Because benefits were clearly linked to wildlife, CAMPFIRE helped to develop positive attitudes surrounding animal conservation; in districts, celebrations around the opening of grinding mills and other community projects would be accompanied by performances with animal costumes. Villagers are more likely to report neighbors for illegal poaching activity. Surveys have found that public awareness campaigns funded by CAMPFIRE revenues have been effective in reducing harmful community behavior, such as indiscriminate tree cutting and damaging fishing techniques.

== Criticisms ==
The sustainability of protecting wildlife is contingent upon market demand for safaris, hunting, and other wildlife commodities. After increased violence around land ownership, investment and tourism decreased, resulting in a decline of revenue generation across wards. Furthermore, CAMPFIRE's model is based on the sustainable consumptive use of endangered species as a strategy to increase the value of their remaining populations. This position clashed with the majority preservationist, anti-hunting public sentiment in the US as well as national and international law, in particular CITES. In 2014 the US stopped the importation of elephants and ivory into the US, halting much of the hunting and revenue carried out in CAMPFIRE communities. More recently, the Trump administration has lifted the US' ban on trophy imports.
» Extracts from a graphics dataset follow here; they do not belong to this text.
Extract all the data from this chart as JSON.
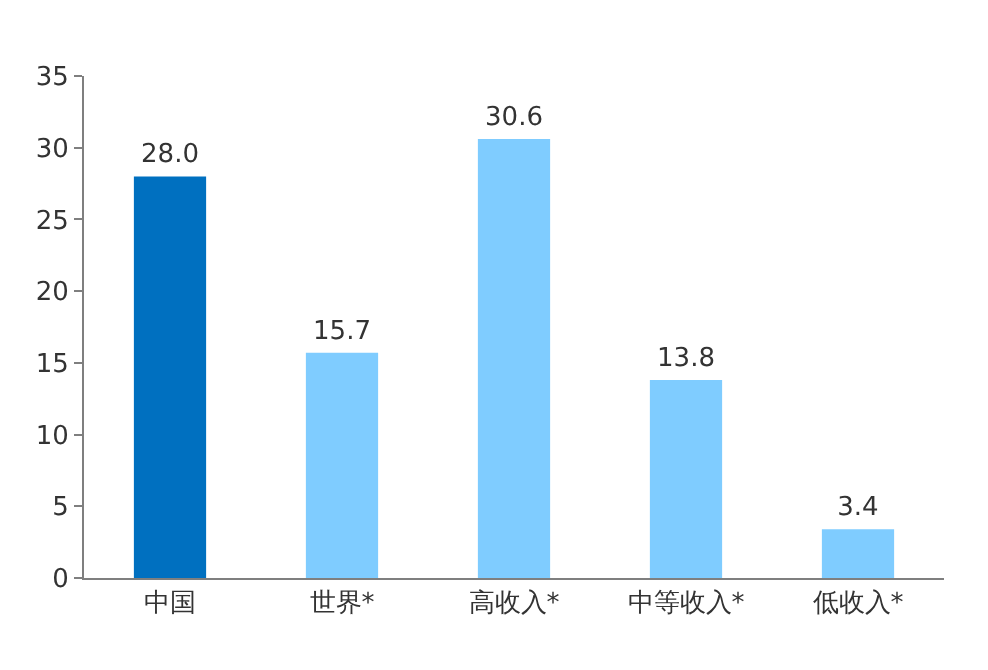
{
  "chart_data": {
    "type": "bar",
    "categories": [
      "中国",
      "世界*",
      "高收入*",
      "中等收入*",
      "低收入*"
    ],
    "values": [
      28.0,
      15.7,
      30.6,
      13.8,
      3.4
    ],
    "value_labels": [
      "28.0",
      "15.7",
      "30.6",
      "13.8",
      "3.4"
    ],
    "colors": [
      "#0070c0",
      "#7fccff",
      "#7fccff",
      "#7fccff",
      "#7fccff"
    ],
    "ylim": [
      0,
      35
    ],
    "yticks": [
      0,
      5,
      10,
      15,
      20,
      25,
      30,
      35
    ]
  }
}
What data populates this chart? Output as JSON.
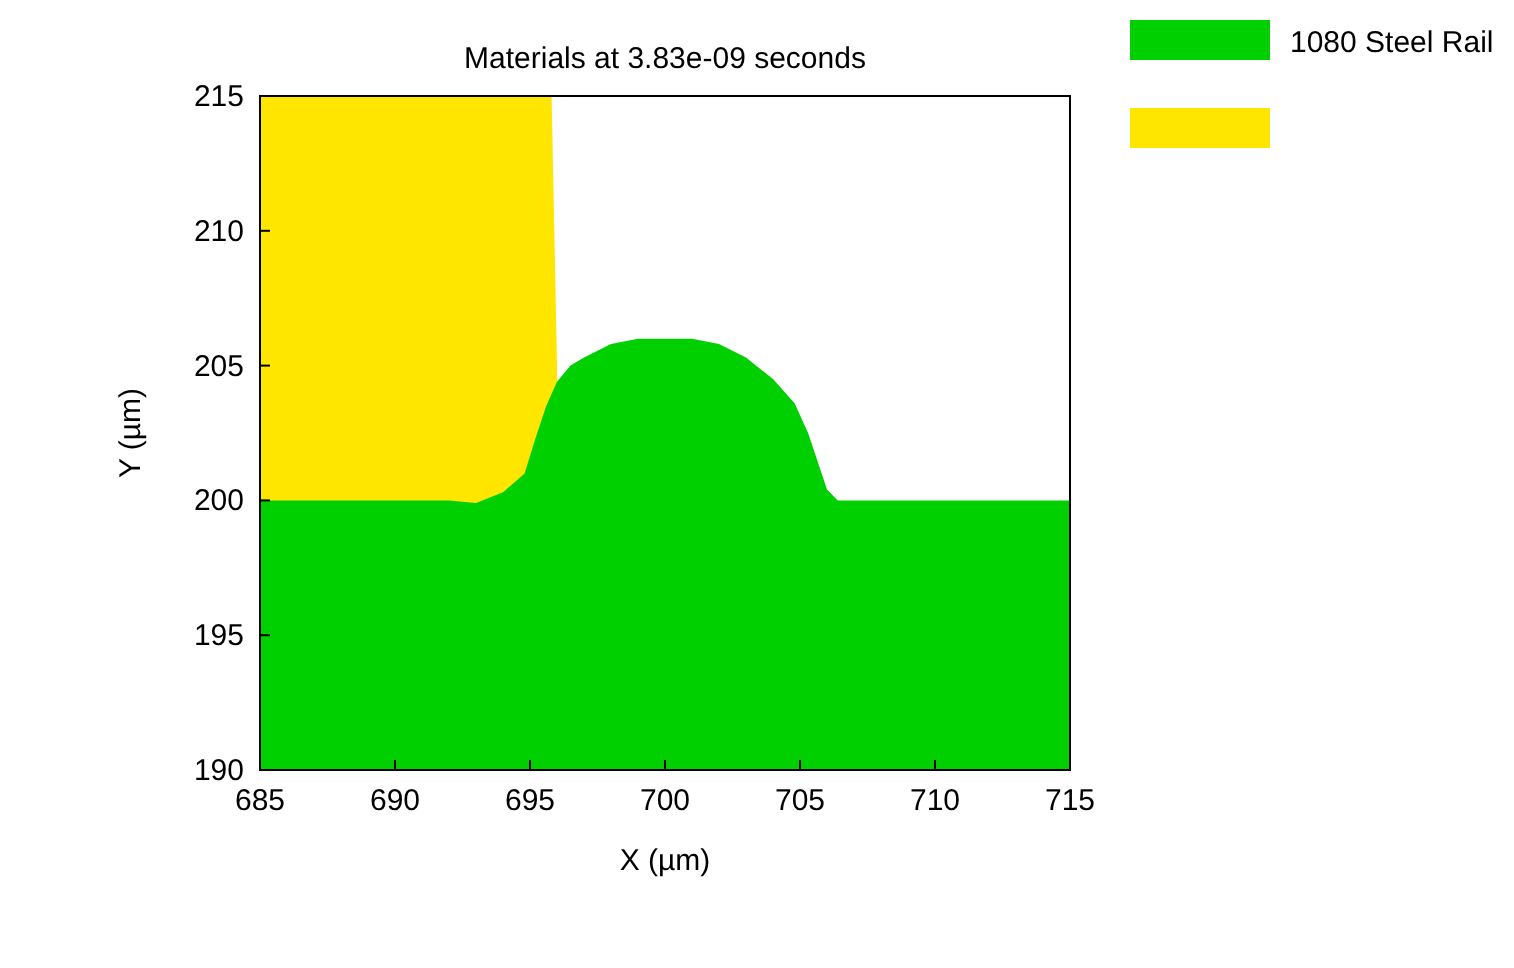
{
  "chart_data": {
    "type": "area",
    "title": "Materials at 3.83e-09 seconds",
    "xlabel": "X (µm)",
    "ylabel": "Y (µm)",
    "xlim": [
      685,
      715
    ],
    "ylim": [
      190,
      215
    ],
    "xticks": [
      685,
      690,
      695,
      700,
      705,
      710,
      715
    ],
    "yticks": [
      190,
      195,
      200,
      205,
      210,
      215
    ],
    "legend": "top right",
    "series": [
      {
        "color": "#ffe600",
        "x": [
          685,
          695.8,
          696.0
        ],
        "values": [
          215,
          215,
          205
        ]
      },
      {
        "name": "1080 Steel Rail",
        "color": "#00d000",
        "x": [
          685,
          692,
          693,
          694,
          694.8,
          695.2,
          695.6,
          696,
          696.5,
          697,
          698,
          699,
          700,
          701,
          702,
          703,
          704,
          704.8,
          705.3,
          705.7,
          706,
          706.4,
          715
        ],
        "values": [
          200,
          200,
          199.9,
          200.3,
          201,
          202.3,
          203.5,
          204.4,
          205,
          205.3,
          205.8,
          206,
          206,
          206,
          205.8,
          205.3,
          204.5,
          203.6,
          202.5,
          201.3,
          200.4,
          200,
          200
        ]
      }
    ]
  }
}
Following Zimbabwe's economic downturn in the 2000s, CAMPFIRE experienced a greater degree of elite capture, with villagers reporting that council positions and CAMPFIRE-related employment opportunities being held by friends and family members of sitting councillors. RDCs have retained an increasing percentage of CAMPFIRE revenues and are criticized for being unresponsive to local concerns. In some areas, the communal projects are initiated but are not sustained, while the income from CAMPFIRE revenues is insufficient to substitute agricultural income.

Villagers express concern that wildlife protection supersedes their own safety and livelihood strategies. Some wards have restricted immigration, settlement expansion, and the use of natural resources. Physical restrictions on land expansion bar villagers from accessing more fertile land. Villagers have expressed that wildlife presents safety concerns for themselves, crops, and livestock.